To no surprise both the accuracy and loss is much better when we used 70 neurons. But also take a look at the time it took to run the model. Take a look at the model with two hidden layers that we ran for 20 epochs using 30 neurons in each hidden layer. The max run time of the 20 epochs is 953us while the max run time of our model with two hidden layers run for 20 epochs but with 70 neurons is 2ms. This takes more than twice the time. Although in our case the difference is barely noticeable when it is being run but let's say for example we are running a model with thousands of hidden layers. It could be the difference between one epoch taking 2 hours to run compared to an hour. Let's now take a look at the output we get when we test a model with only one hidden layer and for 20 epochs and with 70 neurons.

In [35]:
# Create the model: model
model = Sequential()

# Add the first hidden layer
model.add(Dense(70,activation='relu',input_shape=(784,)))

# Add the output layer
model.add(Dense(10,activation='softmax'))

# Compile the model
model.compile(optimizer='adam',loss='categorical_crossentropy',metrics=['accuracy'])

# Fit the model
model.fit(X_train,y_train,validation_split=0.3, epochs=20)
model.evaluate(X_test,y_test)

Epoch 1/20
Epoch 2/20
Epoch 3/20
Epoch 4/20
Epoch 5/20
Epoch 6/20
Epoch 7/20
Epoch 8/20
Epoch 9/20
Epoch 10/20
Epoch 11/20
Epoch 12/20
Epoch 13/20
Epoch 14/20
Epoch 15/20
Epoch 16/20
Epoch 17/20
Epoch 18/20
Epoch 19/20
Epoch 20/20


[0.40199121832847595, 0.9276190400123596]
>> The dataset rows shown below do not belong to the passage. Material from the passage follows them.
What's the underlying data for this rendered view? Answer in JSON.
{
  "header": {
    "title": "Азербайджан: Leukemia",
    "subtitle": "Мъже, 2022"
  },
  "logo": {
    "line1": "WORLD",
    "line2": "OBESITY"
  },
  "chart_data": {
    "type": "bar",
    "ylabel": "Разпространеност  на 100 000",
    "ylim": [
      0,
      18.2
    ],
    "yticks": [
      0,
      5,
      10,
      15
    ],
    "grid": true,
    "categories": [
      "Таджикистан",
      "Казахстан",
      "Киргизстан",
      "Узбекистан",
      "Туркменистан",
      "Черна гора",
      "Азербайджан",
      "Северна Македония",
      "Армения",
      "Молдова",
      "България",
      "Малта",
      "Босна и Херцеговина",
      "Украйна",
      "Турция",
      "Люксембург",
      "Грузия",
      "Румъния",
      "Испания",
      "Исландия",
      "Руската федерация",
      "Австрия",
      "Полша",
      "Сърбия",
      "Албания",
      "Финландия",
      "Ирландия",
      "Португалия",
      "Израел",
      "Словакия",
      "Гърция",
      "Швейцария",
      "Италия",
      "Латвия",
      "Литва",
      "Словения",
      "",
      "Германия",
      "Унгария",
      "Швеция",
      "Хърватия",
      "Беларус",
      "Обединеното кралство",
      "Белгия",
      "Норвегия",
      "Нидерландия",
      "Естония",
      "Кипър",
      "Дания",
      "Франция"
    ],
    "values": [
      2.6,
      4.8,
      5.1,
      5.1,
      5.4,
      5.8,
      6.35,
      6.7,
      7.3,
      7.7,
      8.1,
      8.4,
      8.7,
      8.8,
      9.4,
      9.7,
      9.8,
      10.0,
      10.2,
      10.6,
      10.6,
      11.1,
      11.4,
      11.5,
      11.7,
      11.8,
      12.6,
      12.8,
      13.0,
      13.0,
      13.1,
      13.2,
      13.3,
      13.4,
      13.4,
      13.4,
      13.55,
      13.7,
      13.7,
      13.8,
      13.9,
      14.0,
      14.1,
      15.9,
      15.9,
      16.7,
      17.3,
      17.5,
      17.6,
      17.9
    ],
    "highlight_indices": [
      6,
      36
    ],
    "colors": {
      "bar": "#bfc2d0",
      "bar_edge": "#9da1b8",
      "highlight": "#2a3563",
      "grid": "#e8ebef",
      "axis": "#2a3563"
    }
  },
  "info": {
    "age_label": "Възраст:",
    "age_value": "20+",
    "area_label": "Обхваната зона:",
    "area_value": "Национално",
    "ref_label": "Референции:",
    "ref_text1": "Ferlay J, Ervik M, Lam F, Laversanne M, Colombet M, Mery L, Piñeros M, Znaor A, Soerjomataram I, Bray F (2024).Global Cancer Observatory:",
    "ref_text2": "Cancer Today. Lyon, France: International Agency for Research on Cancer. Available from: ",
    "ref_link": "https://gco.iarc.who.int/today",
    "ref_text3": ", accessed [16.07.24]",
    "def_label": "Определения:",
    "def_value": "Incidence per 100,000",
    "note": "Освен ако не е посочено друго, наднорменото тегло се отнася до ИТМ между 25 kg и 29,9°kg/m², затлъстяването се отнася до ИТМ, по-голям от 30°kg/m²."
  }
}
To no surprise we get a better loss and a better accuracy when using more neurons. When it comes to run time there isn't much of a difference but as I mentioned when this is run for large models then the difference will be noticeable.

# Conclusion

To conclude, to get a model which gives the best performance is quite trivial. From our examples we could say that you should use a high number of epochs combined with a high number of neurons per layer and also a high number of hidden layers but in reality there is no point in having a model if it takes way too long to run. Therefore it is essential to be able to find somewhat of a 'happy medium' i.e. a model which doesn't take ages to run but also gives a good performance. I mentioned one method which can help that(EarlyStopping) but there are many more.